While FDG PET has shown clinical utility for these applications [3], there are also well-known limitations, such as false negative findings due to low FDG uptake of some myeloma types as well as false positive findings due to inflammation and healing compression fractures. Because MM can involve the whole skeleton and may present with small solitary lesions in peripheral bones, there is a clear need for a radiotracer that provides high-contrast whole-body images of MM while showing lower uptake than FDG in benign changes.

[18F]-FACBC is an FDA/EMA-approved drug for prostate cancer and could therefore easily be repurposed for MM imaging. Furthermore, there is an established distribution network for [18F]-FACBC which could make this radiotracer widely available for MM patients. This is in marked contrast to [11C]-methionine which is only available at PET centers with an on-site cyclotron. While in-vitro studies have shown markedly higher uptake rates of [11C]-methionine as compared to fluorine-18 labeled amino acids in MM [6] and lymphoma cells [17] in-vivo uptake of [18F]-FET was higher than of [11C]-methionine in a murine lymphoma model [18]. Clinical studies of glioma patients have shown very similar tumor uptake of [11C]-methionine and [18F]-FET [19, 20]. Future clinical studies are required to determine if the diagnostic performance of [18F]-FACBC is comparable to [11C]-methionine in MM. Similarly, future studies are required to compare the diagnostic performance of FACBC in MM with MR imaging and FDG PET. These prospective and ideally head-to-head studies of [18F]-FACBC in comparison to other radiotracers are required to determine the sensitivity and specificity of [18F]-FACBC PET for detection of MM lesions and to establish quantitative thresholds of tracer uptake for the diagnosis of diffuse bone marrow involvement.

An alternative AA tracer for MM imaging is [18F]-FET which also showed high tumor uptake in our preclinical studies as well as in a recent clinical trial [8]. Tumor uptake of [18F]-FET was, however, significantly lower than of [18F]-FACBC in our preclinical study. [18F]-FET which is used at several European centers for brain tumor imaging is not FDA/EMA-approved and accordingly no distribution network exists.

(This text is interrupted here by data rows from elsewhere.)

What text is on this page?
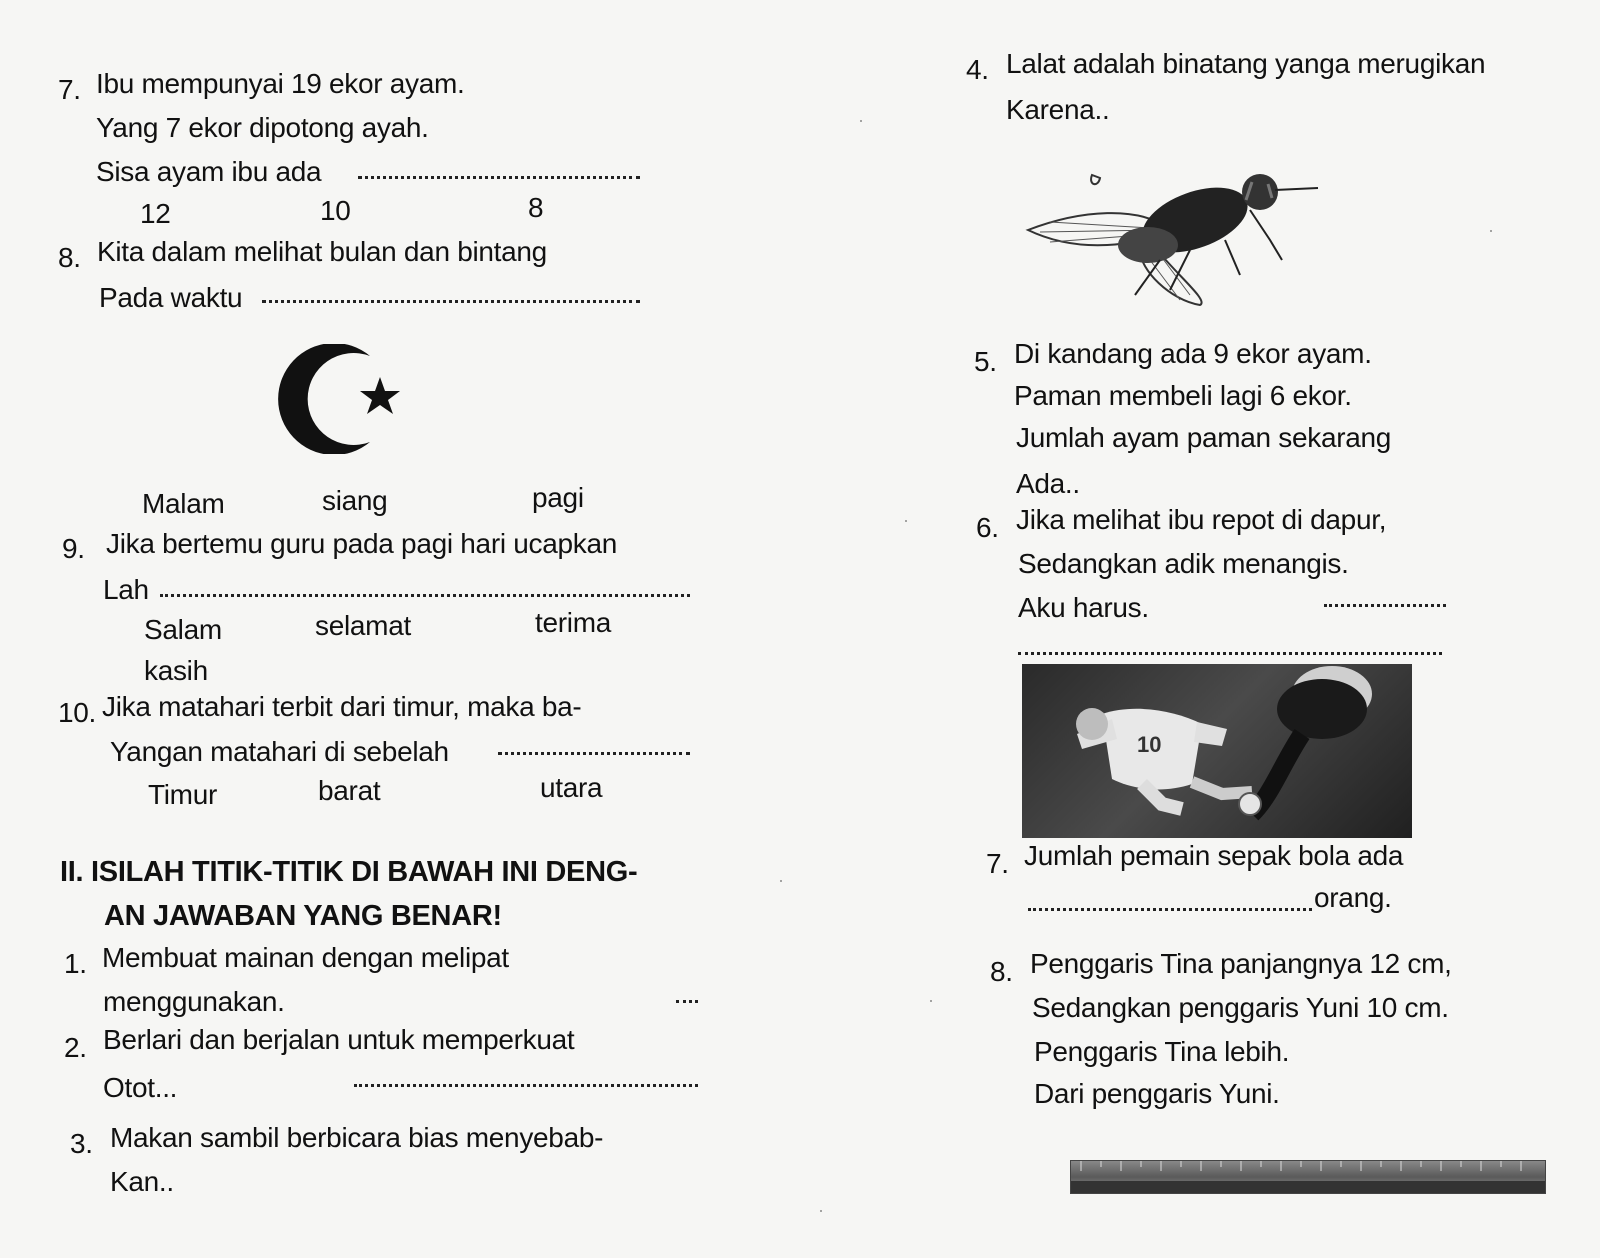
7. Ibu mempunyai 19 ekor ayam.
Yang 7 ekor dipotong ayah.
Sisa ayam ibu ada
12	10	8
8. Kita dalam melihat bulan dan bintang
Pada waktu
Malam	siang	pagi
9. Jika bertemu guru pada pagi hari ucapkan
Lah
Salam	selamat	terima
kasih
10. Jika matahari terbit dari timur, maka ba-
Yangan matahari di sebelah
Timur	barat	utara
II. ISILAH TITIK-TITIK DI BAWAH INI DENG-
AN JAWABAN YANG BENAR!
1. Membuat mainan dengan melipat
menggunakan.
2. Berlari dan berjalan untuk memperkuat
Otot...
3. Makan sambil berbicara bias menyebab-
Kan..
4. Lalat adalah binatang yanga merugikan
Karena..
5. Di kandang ada 9 ekor ayam.
Paman membeli lagi 6 ekor.
Jumlah ayam paman sekarang
Ada..
6. Jika melihat ibu repot di dapur,
Sedangkan adik menangis.
Aku harus.
10
7. Jumlah pemain sepak bola ada
orang.
8. Penggaris Tina panjangnya 12 cm,
Sedangkan penggaris Yuni 10 cm.
Penggaris Tina lebih.
Dari penggaris Yuni.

Whole-body low-dose CT and MRI are clinically relevant imaging modalities that have replaced planar x-ray studies in MM. Whole-body CT is robust and can be acquired quickly but it is challenging to reliably detect small osteolytic lesions in the whole skeleton. The sensitivity of CT for extramedullary MM is low. MRI provides excellent sensitivity for detection of MM in the axial skeleton, but sensitivity is limited for rib lesions. Furthermore, whole body MRI including the peripheral skeleton is time consuming because several MR sequences need to be acquired and evaluated. Thus, there remains an unmet clinical need for new PET radiopharmaceuticals for MM.

Conclusion

We show that [18F]-FACBC is a promising candidate for PET imaging of MM that should be further evaluated in prospective clinical trials.